Imagine this: You are spraying a dust road, and you see a pedestrian or a parked luxury car coming up. You hit the switch to cut the side spray… but the water keeps blasting. You are now panic-braking to avoid a lawsuit.
Electrical and pneumatic failures are the ghosts in the machine. When a sprinkler won’t turn off (or won’t turn on), operators often bang on the valve with a wrench. Please, stop doing that. Let’s look at the actual cause, which is usually a fight between electricity and hydraulic pressure.
The “Won’t Turn Off” Scenario: Fighting Physics
The most common reason a valve won’t close isn’t a broken solenoid—it’s pressure locking.

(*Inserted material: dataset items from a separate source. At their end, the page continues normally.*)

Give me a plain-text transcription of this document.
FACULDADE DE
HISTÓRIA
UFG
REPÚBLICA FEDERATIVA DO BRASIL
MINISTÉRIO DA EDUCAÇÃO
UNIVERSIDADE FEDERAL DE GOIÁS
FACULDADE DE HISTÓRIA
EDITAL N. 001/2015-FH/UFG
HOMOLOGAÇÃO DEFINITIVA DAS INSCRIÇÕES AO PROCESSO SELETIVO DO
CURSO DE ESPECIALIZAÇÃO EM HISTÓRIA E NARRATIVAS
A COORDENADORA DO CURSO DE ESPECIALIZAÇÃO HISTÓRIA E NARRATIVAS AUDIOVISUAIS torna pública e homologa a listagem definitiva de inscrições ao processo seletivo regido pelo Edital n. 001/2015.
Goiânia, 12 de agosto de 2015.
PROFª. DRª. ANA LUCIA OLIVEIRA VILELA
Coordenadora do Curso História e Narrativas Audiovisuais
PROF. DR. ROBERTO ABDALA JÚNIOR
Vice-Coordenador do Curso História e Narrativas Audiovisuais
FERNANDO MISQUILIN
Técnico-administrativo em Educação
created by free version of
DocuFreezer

If your engine is running at high RPMs (over 1,200), the water pressure against the valve diaphragm is immense. Many standard solenoids don’t have the magnetic force to push the plunger closed against that rushing wall of water.

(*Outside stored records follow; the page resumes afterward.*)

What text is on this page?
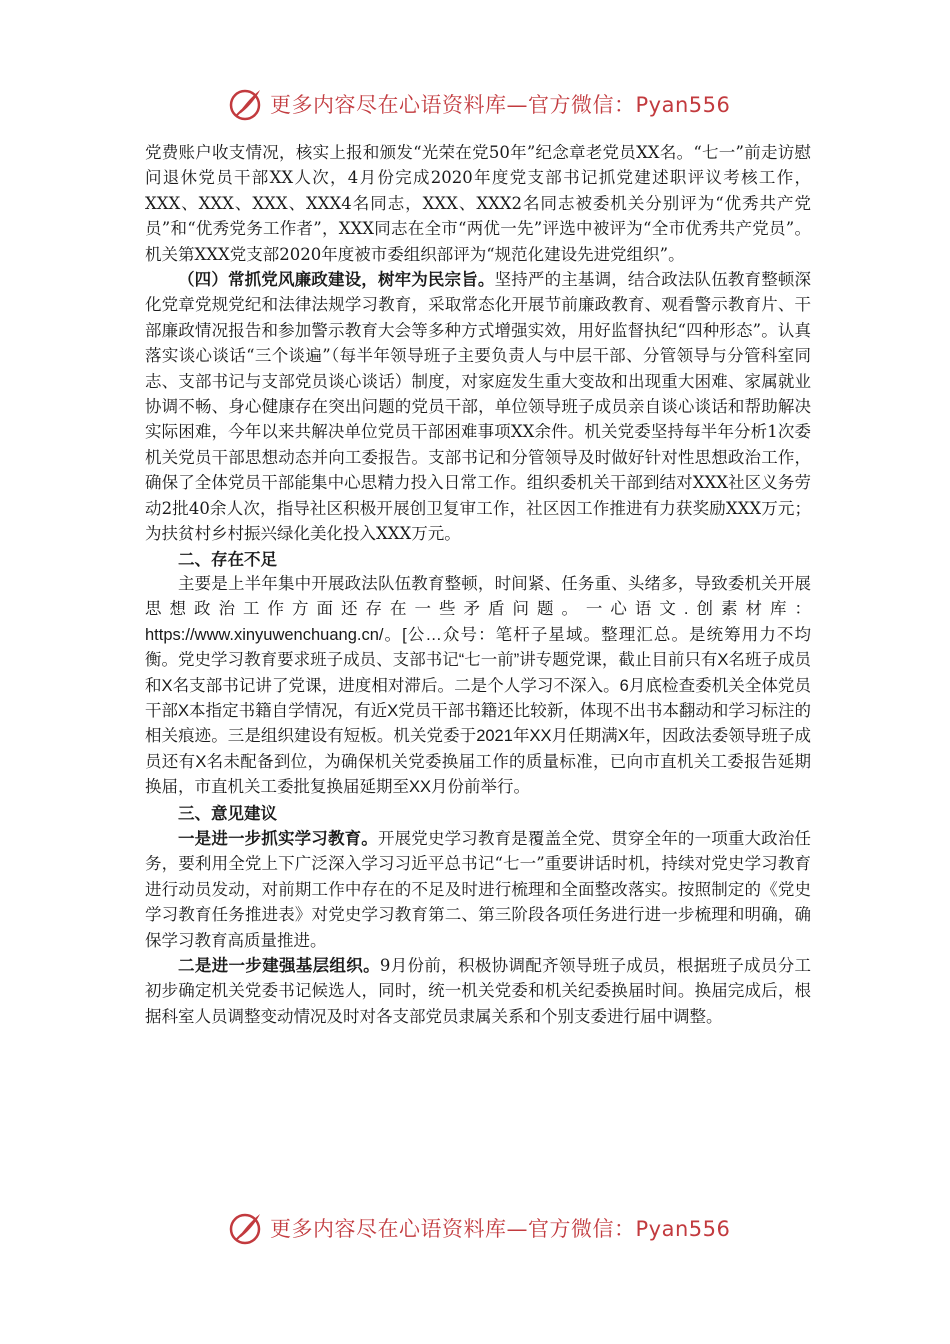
更多内容尽在心语资料库—官方微信：Pyan556

党费账户收支情况，核实上报和颁发“光荣在党50年”纪念章老党员XX名。“七一”前走访慰问退休党员干部XX人次，4月份完成2020年度党支部书记抓党建述职评议考核工作，XXX、XXX、XXX、XXX4名同志，XXX、XXX2名同志被委机关分别评为“优秀共产党员”和“优秀党务工作者”，XXX同志在全市“两优一先”评选中被评为“全市优秀共产党员”。机关第XXX党支部2020年度被市委组织部评为“规范化建设先进党组织”。

（四）常抓党风廉政建设，树牢为民宗旨。坚持严的主基调，结合政法队伍教育整顿深化党章党规党纪和法律法规学习教育，采取常态化开展节前廉政教育、观看警示教育片、干部廉政情况报告和参加警示教育大会等多种方式增强实效，用好监督执纪“四种形态”。认真落实谈心谈话“三个谈遍”（每半年领导班子主要负责人与中层干部、分管领导与分管科室同志、支部书记与支部党员谈心谈话）制度，对家庭发生重大变故和出现重大困难、家属就业协调不畅、身心健康存在突出问题的党员干部，单位领导班子成员亲自谈心谈话和帮助解决实际困难，今年以来共解决单位党员干部困难事项XX余件。机关党委坚持每半年分析1次委机关党员干部思想动态并向工委报告。支部书记和分管领导及时做好针对性思想政治工作，确保了全体党员干部能集中心思精力投入日常工作。组织委机关干部到结对XXX社区义务劳动2批40余人次，指导社区积极开展创卫复审工作，社区因工作推进有力获奖励XXX万元；为扶贫村乡村振兴绿化美化投入XXX万元。

二、存在不足

主要是上半年集中开展政法队伍教育整顿，时间紧、任务重、头绪多，导致委机关开展思想政治工作方面还存在一些矛盾问题。一心语文.创素材库：https://www.xinyuwenchuang.cn/。[公…众号：笔杆子星域。整理汇总。是统筹用力不均衡。党史学习教育要求班子成员、支部书记“七一前”讲专题党课，截止目前只有X名班子成员和X名支部书记讲了党课，进度相对滞后。二是个人学习不深入。6月底检查委机关全体党员干部X本指定书籍自学情况，有近X党员干部书籍还比较新，体现不出书本翻动和学习标注的相关痕迹。三是组织建设有短板。机关党委于2021年XX月任期满X年，因政法委领导班子成员还有X名未配备到位，为确保机关党委换届工作的质量标准，已向市直机关工委报告延期换届，市直机关工委批复换届延期至XX月份前举行。

三、意见建议

一是进一步抓实学习教育。开展党史学习教育是覆盖全党、贯穿全年的一项重大政治任务，要利用全党上下广泛深入学习习近平总书记“七一”重要讲话时机，持续对党史学习教育进行动员发动，对前期工作中存在的不足及时进行梳理和全面整改落实。按照制定的《党史学习教育任务推进表》对党史学习教育第二、第三阶段各项任务进行进一步梳理和明确，确保学习教育高质量推进。

二是进一步建强基层组织。9月份前，积极协调配齐领导班子成员，根据班子成员分工初步确定机关党委书记候选人，同时，统一机关党委和机关纪委换届时间。换届完成后，根据科室人员调整变动情况及时对各支部党员隶属关系和个别支委进行届中调整。

更多内容尽在心语资料库—官方微信：Pyan556
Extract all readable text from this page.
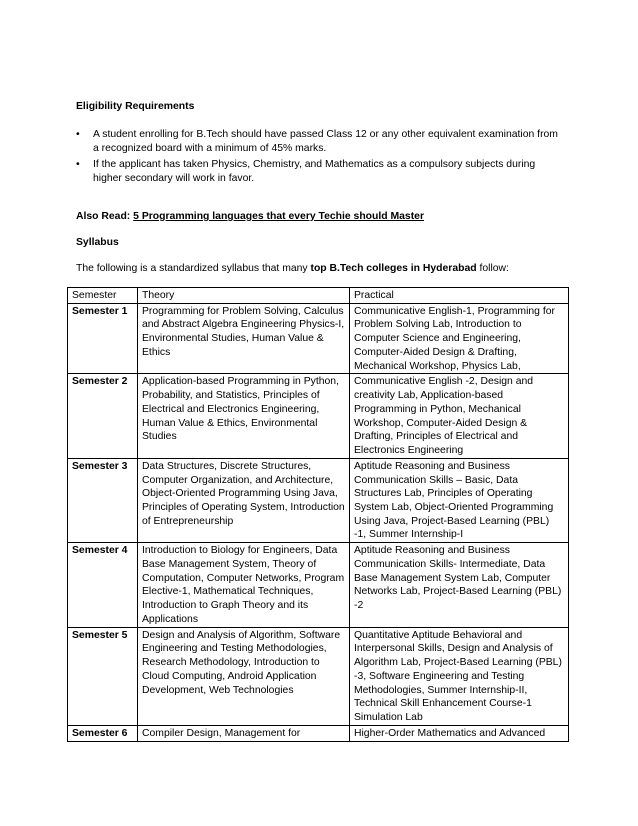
Eligibility Requirements
• A student enrolling for B.Tech should have passed Class 12 or any other equivalent examination from a recognized board with a minimum of 45% marks.
• If the applicant has taken Physics, Chemistry, and Mathematics as a compulsory subjects during higher secondary will work in favor.
Also Read: 5 Programming languages that every Techie should Master
Syllabus
The following is a standardized syllabus that many top B.Tech colleges in Hyderabad follow:
Semester	Theory	Practical
Semester 1	Programming for Problem Solving, Calculus and Abstract Algebra Engineering Physics-I, Environmental Studies, Human Value & Ethics	Communicative English-1, Programming for Problem Solving Lab, Introduction to Computer Science and Engineering, Computer-Aided Design & Drafting, Mechanical Workshop, Physics Lab,
Semester 2	Application-based Programming in Python, Probability, and Statistics, Principles of Electrical and Electronics Engineering, Human Value & Ethics, Environmental Studies	Communicative English -2, Design and creativity Lab, Application-based Programming in Python, Mechanical Workshop, Computer-Aided Design & Drafting, Principles of Electrical and Electronics Engineering
Semester 3	Data Structures, Discrete Structures, Computer Organization, and Architecture, Object-Oriented Programming Using Java, Principles of Operating System, Introduction of Entrepreneurship	Aptitude Reasoning and Business Communication Skills – Basic, Data Structures Lab, Principles of Operating System Lab, Object-Oriented Programming Using Java, Project-Based Learning (PBL) -1, Summer Internship-I
Semester 4	Introduction to Biology for Engineers, Data Base Management System, Theory of Computation, Computer Networks, Program Elective-1, Mathematical Techniques, Introduction to Graph Theory and its Applications	Aptitude Reasoning and Business Communication Skills- Intermediate, Data Base Management System Lab, Computer Networks Lab, Project-Based Learning (PBL) -2
Semester 5	Design and Analysis of Algorithm, Software Engineering and Testing Methodologies, Research Methodology, Introduction to Cloud Computing, Android Application Development, Web Technologies	Quantitative Aptitude Behavioral and Interpersonal Skills, Design and Analysis of Algorithm Lab, Project-Based Learning (PBL) -3, Software Engineering and Testing Methodologies, Summer Internship-II, Technical Skill Enhancement Course-1 Simulation Lab
Semester 6	Compiler Design, Management for	Higher-Order Mathematics and Advanced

My Rule: If the valve is stuck open, drop your RPMs to idle immediately. Usually, as soon as the pressure drops, you’ll hear the valve clunk shut. If you constantly try to switch valves at high RPMs, you will burn out the coils.

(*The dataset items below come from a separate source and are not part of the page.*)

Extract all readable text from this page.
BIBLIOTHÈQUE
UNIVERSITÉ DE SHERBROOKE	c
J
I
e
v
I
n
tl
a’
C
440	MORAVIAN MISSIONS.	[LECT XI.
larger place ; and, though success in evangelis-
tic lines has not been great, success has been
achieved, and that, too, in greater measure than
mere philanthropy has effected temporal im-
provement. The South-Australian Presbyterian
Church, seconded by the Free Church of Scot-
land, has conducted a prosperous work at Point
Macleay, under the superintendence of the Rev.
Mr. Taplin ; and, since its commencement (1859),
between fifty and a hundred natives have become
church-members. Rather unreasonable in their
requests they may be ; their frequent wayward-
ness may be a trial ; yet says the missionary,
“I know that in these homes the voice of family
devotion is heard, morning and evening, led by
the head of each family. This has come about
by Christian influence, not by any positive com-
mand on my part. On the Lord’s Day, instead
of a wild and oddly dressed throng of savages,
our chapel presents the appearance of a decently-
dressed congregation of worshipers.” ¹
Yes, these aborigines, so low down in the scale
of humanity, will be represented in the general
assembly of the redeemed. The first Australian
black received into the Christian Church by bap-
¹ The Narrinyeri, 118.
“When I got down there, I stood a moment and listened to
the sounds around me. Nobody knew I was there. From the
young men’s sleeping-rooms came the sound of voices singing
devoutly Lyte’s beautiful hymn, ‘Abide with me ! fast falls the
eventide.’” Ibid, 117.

Electrical Gremlins: The Multimeter is Your Best Friend
If the valve won’t open at all, we need to test the solenoid.
1. The Click Test: Have someone flip the switch in the cab while you stand near the valve. Do you hear a sharp click?
Yes: The electrical signal is good. Your problem is mechanical—likely debris blocking the diaphragm or a seized plunger.
No: You have an electrical issue.
2. Check the Coil: Use a multimeter to check the resistance of the solenoid coil. If it reads “Open” (infinite resistance), the internal wire is broken. These coils get hot and vibrate all day; they are a consumable item. Keep spares in the glove box.
Debris: The Silent Killer
Where are you filling up? If you are drafting from a pond or a creek, you are sucking up silt and tiny rocks. A rock the size of a pea can get wedged in the solenoid diaphragm, preventing it from sealing. This causes a constant weep or dribble. If you draft from dirty water, you absolutely must have a Y-strainer on your suction line, or you will be taking apart valves every week.
We are moving away from simple on/off switches. The new standard is CAN-bus integrated controls. These systems monitor the voltage going to your valves. They can tell you “Short to Ground” or “Open Circuit” right on the dashboard display before you even leave the yard. It’s an investment, but it beats climbing under a wet truck in the mud to test wires.